Aim for content that answers high-intent searches, especially in early 2026 when buyers are still cautious and comparison-shopping:
- “cost of [service] in the UK”
- “[service] checklist for small business”
- “best [tool] for sole traders”
- “[problem] fix” and “[problem] symptoms”
Write one genuinely useful post per month. Not 12 “thought leadership” posts. One piece that helps a real buyer make a decision.
4) Protect satisfaction with boring operational clarity
The YouGov uplift for M&S included big gains in satisfaction and recommendation. For solopreneurs, that often comes down to unsexy things:
- clear timelines
- defined scope
- documented handover
- proactive updates
- simple next steps
If you want more leads, start here: you can’t out-market a confusing customer experience.

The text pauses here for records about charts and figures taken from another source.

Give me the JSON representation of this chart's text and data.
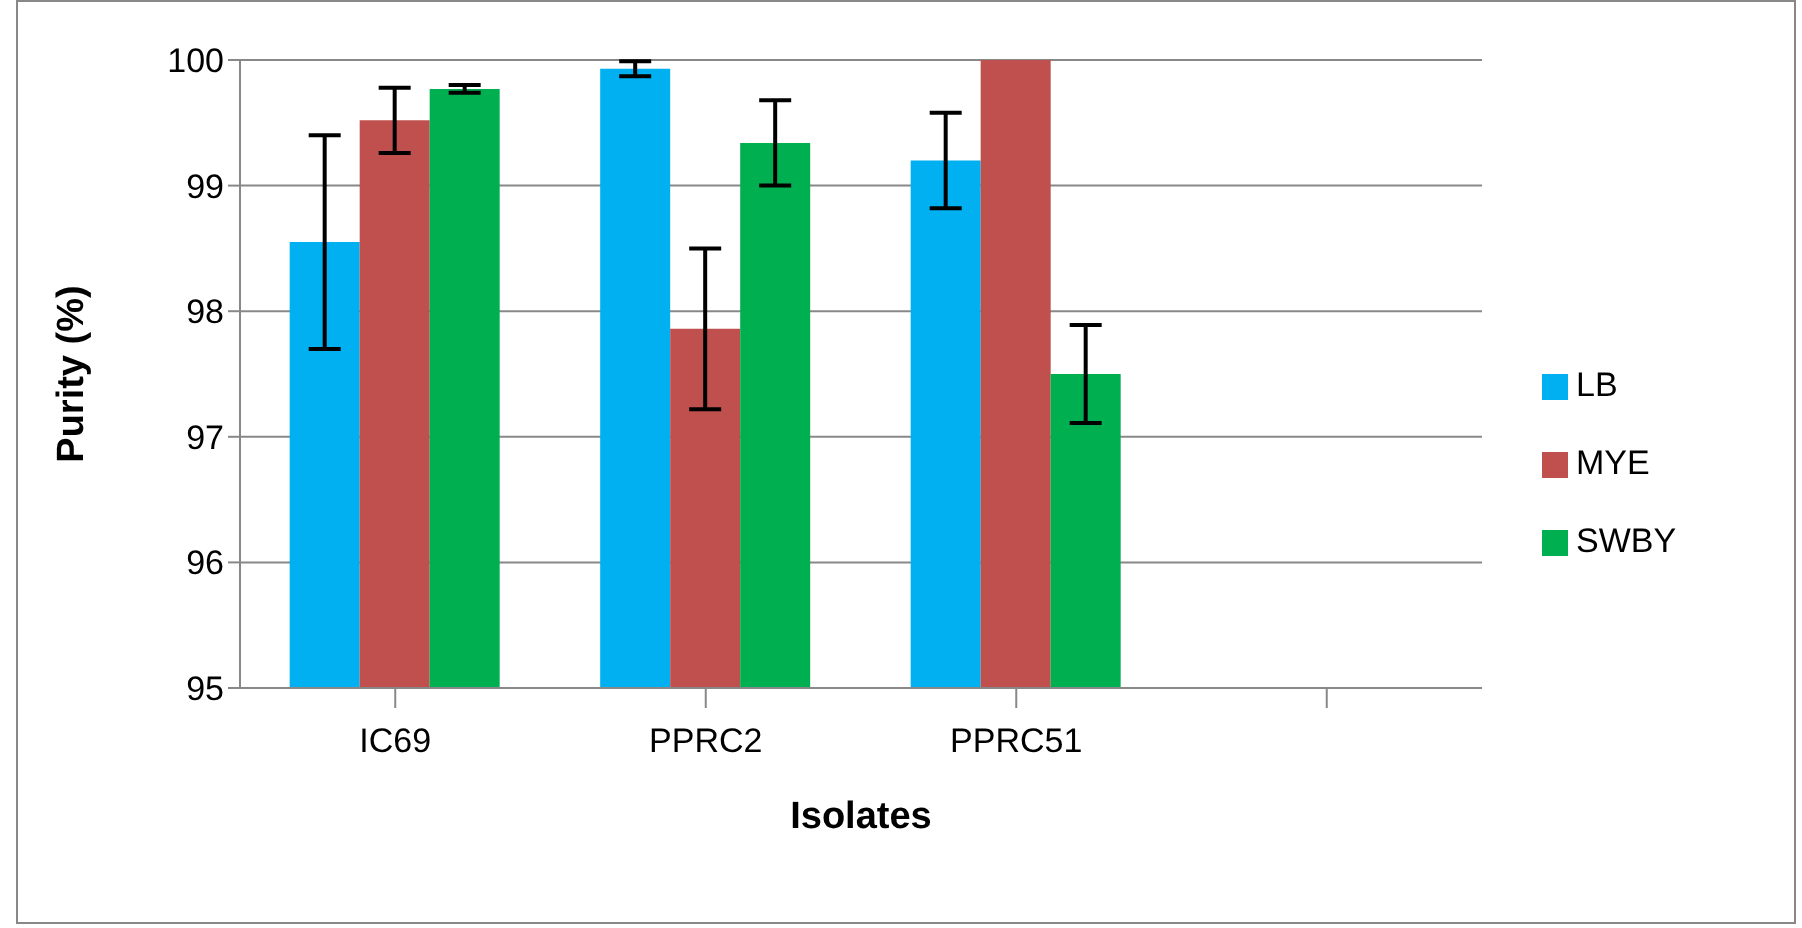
{
  "chart_data": {
    "type": "bar",
    "xlabel": "Isolates",
    "ylabel": "Purity  (%)",
    "categories": [
      "IC69",
      "PPRC2",
      "PPRC51",
      null
    ],
    "series": [
      {
        "name": "LB",
        "color": "#00b0f0",
        "values": [
          98.55,
          99.93,
          99.2,
          null
        ],
        "errors": [
          0.85,
          0.06,
          0.38,
          null
        ]
      },
      {
        "name": "MYE",
        "color": "#c0504d",
        "values": [
          99.52,
          97.86,
          100,
          null
        ],
        "errors": [
          0.26,
          0.64,
          null,
          null
        ]
      },
      {
        "name": "SWBY",
        "color": "#00b050",
        "values": [
          99.77,
          99.34,
          97.5,
          null
        ],
        "errors": [
          0.03,
          0.34,
          0.39,
          null
        ]
      }
    ],
    "ylim": [
      95,
      100
    ],
    "yticks": [
      95,
      96,
      97,
      98,
      99,
      100
    ],
    "grid": "y",
    "legend": "right"
  }
}
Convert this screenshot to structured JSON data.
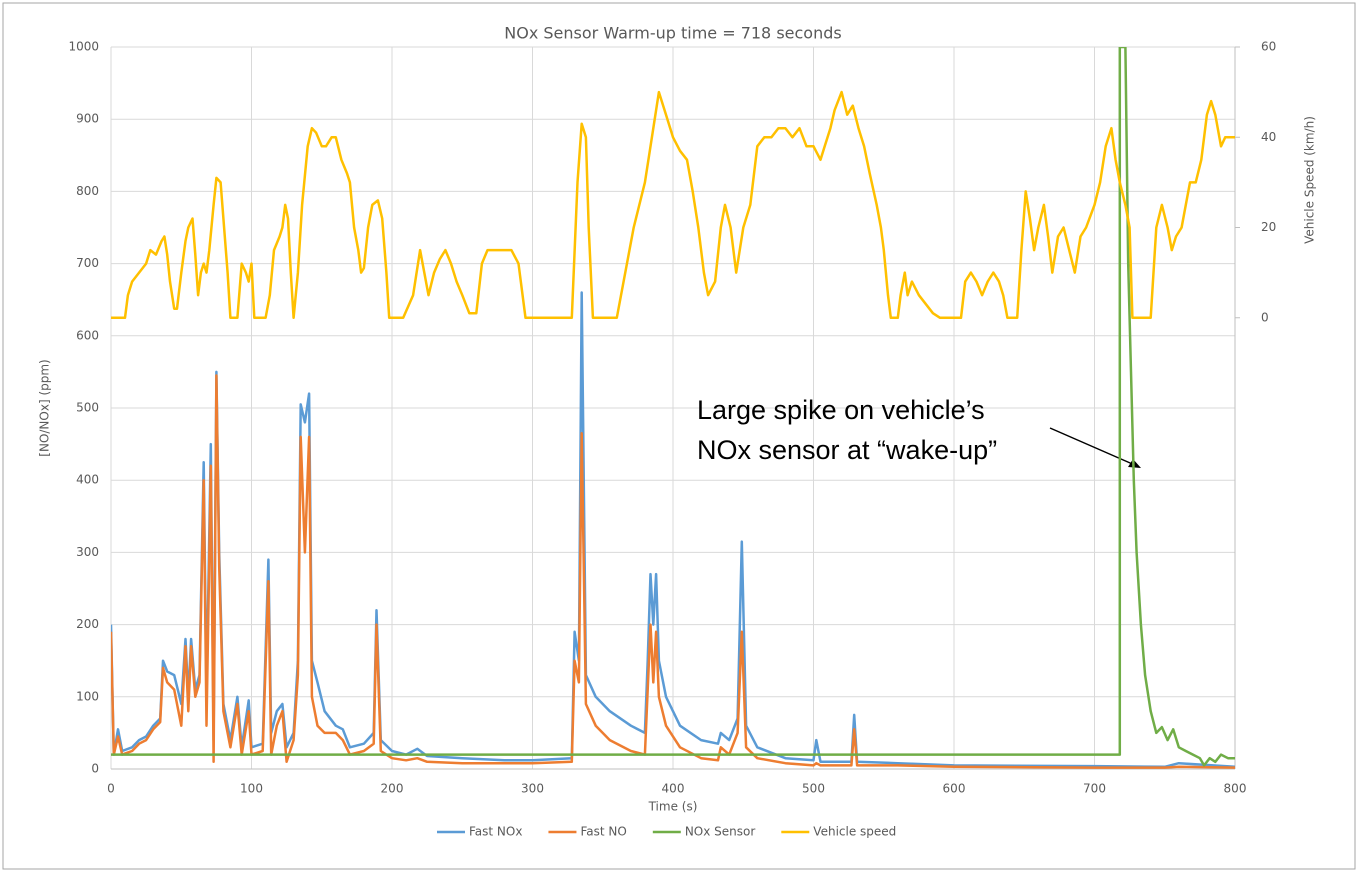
{
  "chart_data": {
    "type": "line",
    "title": "NOx Sensor Warm-up time = 718 seconds",
    "xlabel": "Time (s)",
    "ylabel": "[NO/NOx] (ppm)",
    "y2label": "Vehicle Speed (km/h)",
    "annotation": [
      "Large spike on vehicle’s",
      "NOx sensor at “wake-up”"
    ],
    "xlim": [
      0,
      800
    ],
    "xticks": [
      0,
      100,
      200,
      300,
      400,
      500,
      600,
      700,
      800
    ],
    "ylim": [
      0,
      1000
    ],
    "yticks": [
      0,
      100,
      200,
      300,
      400,
      500,
      600,
      700,
      800,
      900,
      1000
    ],
    "y2lim": [
      -100,
      60
    ],
    "y2ticks": [
      0,
      20,
      40,
      60
    ],
    "grid": true,
    "legend": "bottom",
    "series": [
      {
        "name": "Fast NOx",
        "color": "#5b9bd5",
        "x": [
          0,
          2,
          5,
          8,
          15,
          20,
          25,
          30,
          35,
          37,
          40,
          45,
          50,
          53,
          55,
          57,
          60,
          63,
          66,
          68,
          71,
          73,
          75,
          77,
          80,
          85,
          90,
          93,
          98,
          100,
          108,
          112,
          114,
          118,
          122,
          125,
          130,
          133,
          135,
          138,
          141,
          143,
          147,
          152,
          160,
          165,
          170,
          180,
          187,
          189,
          192,
          200,
          210,
          218,
          225,
          250,
          280,
          300,
          328,
          330,
          333,
          335,
          338,
          345,
          355,
          370,
          380,
          382,
          384,
          386,
          388,
          390,
          395,
          405,
          420,
          432,
          434,
          440,
          446,
          449,
          452,
          460,
          480,
          500,
          502,
          505,
          527,
          529,
          531,
          560,
          600,
          700,
          750,
          760,
          800
        ],
        "values": [
          200,
          20,
          55,
          25,
          30,
          40,
          45,
          60,
          70,
          150,
          135,
          130,
          90,
          180,
          100,
          180,
          110,
          130,
          425,
          100,
          450,
          40,
          550,
          300,
          90,
          40,
          100,
          30,
          95,
          30,
          35,
          290,
          50,
          80,
          90,
          30,
          50,
          150,
          505,
          480,
          520,
          150,
          120,
          80,
          60,
          55,
          30,
          35,
          50,
          220,
          40,
          25,
          20,
          28,
          18,
          15,
          12,
          12,
          15,
          190,
          150,
          660,
          130,
          100,
          80,
          60,
          50,
          150,
          270,
          200,
          270,
          150,
          100,
          60,
          40,
          35,
          50,
          40,
          70,
          315,
          60,
          30,
          15,
          12,
          40,
          10,
          10,
          75,
          10,
          8,
          5,
          4,
          3,
          8,
          3
        ]
      },
      {
        "name": "Fast NO",
        "color": "#ed7d31",
        "x": [
          0,
          2,
          5,
          8,
          15,
          20,
          25,
          30,
          35,
          37,
          40,
          45,
          50,
          53,
          55,
          57,
          60,
          63,
          66,
          68,
          71,
          73,
          75,
          77,
          80,
          85,
          90,
          93,
          98,
          100,
          108,
          112,
          114,
          118,
          122,
          125,
          130,
          133,
          135,
          138,
          141,
          143,
          147,
          152,
          160,
          165,
          170,
          180,
          187,
          189,
          192,
          200,
          210,
          218,
          225,
          250,
          280,
          300,
          328,
          330,
          333,
          335,
          338,
          345,
          355,
          370,
          380,
          382,
          384,
          386,
          388,
          390,
          395,
          405,
          420,
          432,
          434,
          440,
          446,
          449,
          452,
          460,
          480,
          500,
          502,
          505,
          527,
          529,
          531,
          560,
          600,
          700,
          750,
          760,
          800
        ],
        "values": [
          190,
          20,
          45,
          20,
          25,
          35,
          40,
          55,
          65,
          140,
          120,
          110,
          60,
          170,
          80,
          170,
          100,
          120,
          400,
          60,
          420,
          10,
          545,
          280,
          80,
          30,
          90,
          20,
          80,
          20,
          25,
          260,
          20,
          60,
          80,
          10,
          40,
          130,
          460,
          300,
          460,
          100,
          60,
          50,
          50,
          40,
          20,
          25,
          35,
          200,
          25,
          15,
          12,
          15,
          10,
          8,
          8,
          8,
          10,
          150,
          120,
          465,
          90,
          60,
          40,
          25,
          20,
          110,
          200,
          120,
          190,
          100,
          60,
          30,
          15,
          12,
          30,
          20,
          50,
          190,
          30,
          15,
          8,
          5,
          8,
          5,
          5,
          55,
          5,
          5,
          3,
          2,
          2,
          3,
          2
        ]
      },
      {
        "name": "NOx Sensor",
        "color": "#70ad47",
        "x": [
          0,
          718,
          718,
          722,
          724,
          726,
          728,
          730,
          733,
          736,
          740,
          744,
          748,
          752,
          756,
          760,
          765,
          770,
          775,
          778,
          782,
          786,
          790,
          795,
          800
        ],
        "values": [
          20,
          20,
          1000,
          1000,
          700,
          550,
          400,
          300,
          200,
          130,
          80,
          50,
          58,
          40,
          55,
          30,
          25,
          20,
          15,
          5,
          15,
          10,
          20,
          15,
          15
        ]
      },
      {
        "name": "Vehicle speed",
        "color": "#ffc000",
        "axis": "y2",
        "x": [
          0,
          10,
          12,
          15,
          20,
          25,
          28,
          32,
          36,
          38,
          40,
          42,
          45,
          47,
          50,
          53,
          55,
          58,
          60,
          62,
          64,
          66,
          68,
          70,
          73,
          75,
          78,
          80,
          83,
          85,
          90,
          93,
          96,
          98,
          100,
          102,
          110,
          113,
          116,
          120,
          122,
          124,
          126,
          128,
          130,
          133,
          136,
          140,
          143,
          146,
          150,
          153,
          157,
          160,
          164,
          168,
          170,
          173,
          176,
          178,
          180,
          183,
          186,
          190,
          193,
          196,
          198,
          208,
          215,
          220,
          223,
          226,
          230,
          234,
          238,
          242,
          246,
          250,
          255,
          260,
          264,
          268,
          275,
          285,
          290,
          295,
          328,
          332,
          335,
          338,
          340,
          343,
          360,
          372,
          380,
          385,
          390,
          395,
          400,
          405,
          410,
          414,
          418,
          422,
          425,
          430,
          434,
          437,
          441,
          445,
          450,
          455,
          460,
          465,
          470,
          475,
          480,
          485,
          490,
          495,
          500,
          505,
          508,
          512,
          515,
          520,
          524,
          528,
          532,
          536,
          540,
          545,
          548,
          550,
          553,
          555,
          560,
          562,
          565,
          567,
          570,
          575,
          580,
          585,
          590,
          605,
          608,
          612,
          616,
          620,
          624,
          628,
          632,
          635,
          638,
          645,
          648,
          651,
          654,
          657,
          660,
          664,
          667,
          670,
          674,
          678,
          682,
          686,
          690,
          694,
          700,
          704,
          708,
          712,
          715,
          718,
          722,
          725,
          727,
          740,
          744,
          748,
          752,
          755,
          758,
          762,
          765,
          768,
          772,
          776,
          780,
          783,
          786,
          790,
          793,
          796,
          800
        ],
        "values": [
          0,
          0,
          5,
          8,
          10,
          12,
          15,
          14,
          17,
          18,
          14,
          8,
          2,
          2,
          10,
          17,
          20,
          22,
          14,
          5,
          10,
          12,
          10,
          15,
          25,
          31,
          30,
          22,
          10,
          0,
          0,
          12,
          10,
          8,
          12,
          0,
          0,
          5,
          15,
          18,
          20,
          25,
          22,
          10,
          0,
          10,
          25,
          38,
          42,
          41,
          38,
          38,
          40,
          40,
          35,
          32,
          30,
          20,
          15,
          10,
          11,
          20,
          25,
          26,
          22,
          10,
          0,
          0,
          5,
          15,
          10,
          5,
          10,
          13,
          15,
          12,
          8,
          5,
          1,
          1,
          12,
          15,
          15,
          15,
          12,
          0,
          0,
          30,
          43,
          40,
          20,
          0,
          0,
          20,
          30,
          40,
          50,
          45,
          40,
          37,
          35,
          28,
          20,
          10,
          5,
          8,
          20,
          25,
          20,
          10,
          20,
          25,
          38,
          40,
          40,
          42,
          42,
          40,
          42,
          38,
          38,
          35,
          38,
          42,
          46,
          50,
          45,
          47,
          42,
          38,
          32,
          25,
          20,
          15,
          5,
          0,
          0,
          5,
          10,
          5,
          8,
          5,
          3,
          1,
          0,
          0,
          8,
          10,
          8,
          5,
          8,
          10,
          8,
          5,
          0,
          0,
          15,
          28,
          22,
          15,
          20,
          25,
          18,
          10,
          18,
          20,
          15,
          10,
          18,
          20,
          25,
          30,
          38,
          42,
          35,
          30,
          25,
          20,
          0,
          0,
          20,
          25,
          20,
          15,
          18,
          20,
          25,
          30,
          30,
          35,
          45,
          48,
          45,
          38,
          40,
          40,
          40
        ]
      }
    ]
  }
}
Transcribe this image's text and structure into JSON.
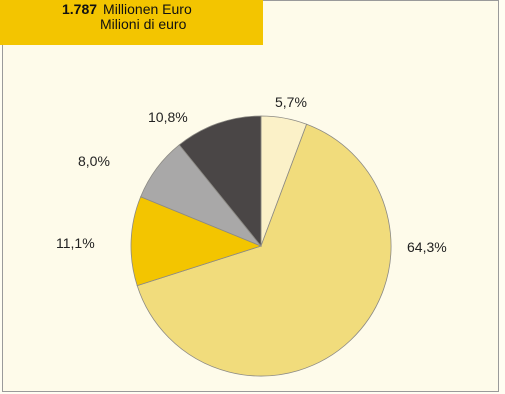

A lightweight approach I’ve found works well:
- Send a “What happens next” email after every enquiry
- Use a one-page service guide (how you work, response times, what you need from them)
- Create a standard project update cadence (e.g., every Friday by 3pm)
This improves retention and helps your marketing, because happy customers produce reviews, referrals, and testimonials.
5) Be present on the platforms customers already trust
Globally, YouGov’s top brand was WhatsApp (average index score 41.5), and the global top 10 skewed heavily toward tech brands. The pattern is obvious: people trust tools and brands that are embedded into daily life.
For UK solopreneurs, you don’t need to be everywhere. You do need to be reliably present where your customers already make decisions:
- Google Business Profile (even if you’re service-area based)
- LinkedIn (for B2B, consultants, freelancers)
- Instagram/TikTok (for visual, local, lifestyle categories)
- Email (still the highest-control channel you own)
Pick two channels you can maintain without burnout. Consistency beats platform-hopping.
A simple brand scoreboard you can run in 30 minutes a month
YouGov has a sophisticated model. You don’t need that. You need a small business version that keeps you honest.
Here’s a practical “brand health” check you can track monthly:
- Search visibility: impressions and clicks in Google Search Console
- Trust: number of new reviews + average rating
- Conversion: website enquiry rate or calls booked
- Satisfaction: % of projects delivered on time / repeat customers
- Recommendation: referrals received or testimonial requests accepted
Put it in a simple spreadsheet. Watch trends, not perfection.
Brand building is just performance tracking with a longer time horizon.
People also ask: “How do I build a strong brand as a one-person business?”
Build a strong brand as a solopreneur by making one clear promise, proving it with reviews and case studies, and repeating it consistently across your website, Google, and social channels.
Start with clarity (what you do and for whom), then stack proof (results, testimonials), then build visibility (SEO content and consistent posting). If you skip clarity, your content won’t convert. If you skip proof, your leads won’t trust you. If you skip visibility, nobody finds you.
Where this fits in UK Solopreneur Business Growth
If you’ve been following this series, you’ll recognise a theme: sustainable growth for one-person businesses comes from systems that compound—SEO that keeps driving clicks, content that keeps converting, and customer experience that keeps producing referrals.
M&S is a big-brand example, but the mechanism is the same. Their brand strength shows up in measurable sentiment because they deliver, communicate, and remain visible even when the business hits turbulence.
Your next step is simple: pick one improvement you’ll implement this month—more reviews, a tighter service promise, a single SEO post, or a better onboarding email. Do it consistently for 90 days and you’ll feel the difference in lead quality.
If you wanted your business to be “the obvious choice” in your niche by the end of 2026, what would you need to start doing weekly from this point forward?